The World Cup is, among other things, a war of national anthems, which themselves usually have some kind of war behind them. These patriotic tunes which open every game of the tournament are somewhat at odds with the make-up of "national" teams these days. Many players cannot sing them, either because they don't know the words or because the words don't reflect their convictions or sense of identity (or, as is the case with Ireland, they don't know the language!). What it means to be German or French or Irish may no longer be reflected (or may never have been reflected) in the ideological lyrics that accompany the often beautiful melodies.
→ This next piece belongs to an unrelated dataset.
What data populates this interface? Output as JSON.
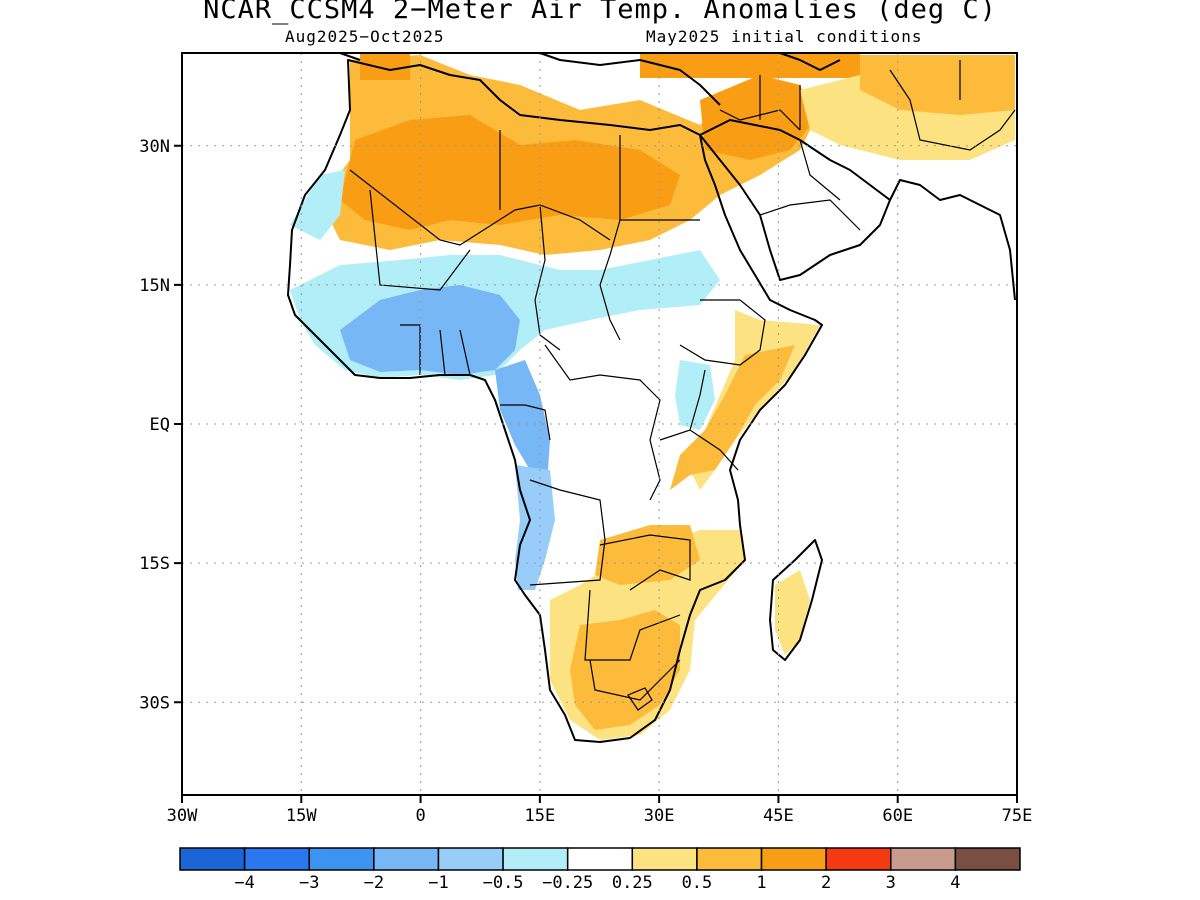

To my ears, no melody is more beautiful (and, perhaps, no lyrics are more troubling) than the German national anthem, Deutschlandlied. The part about Germany being above everything in the world is left out, however, so the usual cliches about fraternity and justice are all that is sung by some, though by no means all, of the German players. Podolski, Ozil, Khedira and Boateng remain silent in the video below as their team mates belt out the lyrics with gusto. One wonders what this obvious divide does to team spirit? Certainly this cosmopolitan German team, for all its talent, has not been exemplary in its cohesion in the way that previous German teams were. Time to ditch Deutschlandlied?
Leaving all this to one side, however, the tune is elegant and graceful, and remains my favourite World Cup anthem. Here is what Chris De Burgh of, er, Guardian Sport, has to say about it:
I have a great connection with this piece of music, which was written by Haydn in 1797. I went to Marlborough College in Wiltshire, and they had a beautiful chapel where we had matins most days. I remember singing the hymn Glorious Things of Thee are Spoken, to this tune, which with 800 voices was a thrilling sound. I was brought up Church of Ireland, and one of my earliest memories would have been in church with mum and dad, listening to this melody. There’s an interesting thing with music like this, how the beat falls with the melody; they often say music is mathematical in construction and this is a very good example. The melodic pattern repeats itself several times throughout, then you have a mid eight, and for me the most thrilling part is the reprise, those rising notes, and then it hits the top. It’s a hell of a piece of music.
Here, also, is the hymn version of the song, mentioned above by De Burgh:
I look forward to my local Church of Ireland (which, on the topic of nationalism, has a British flag hanging up inside!) belting out this song some time.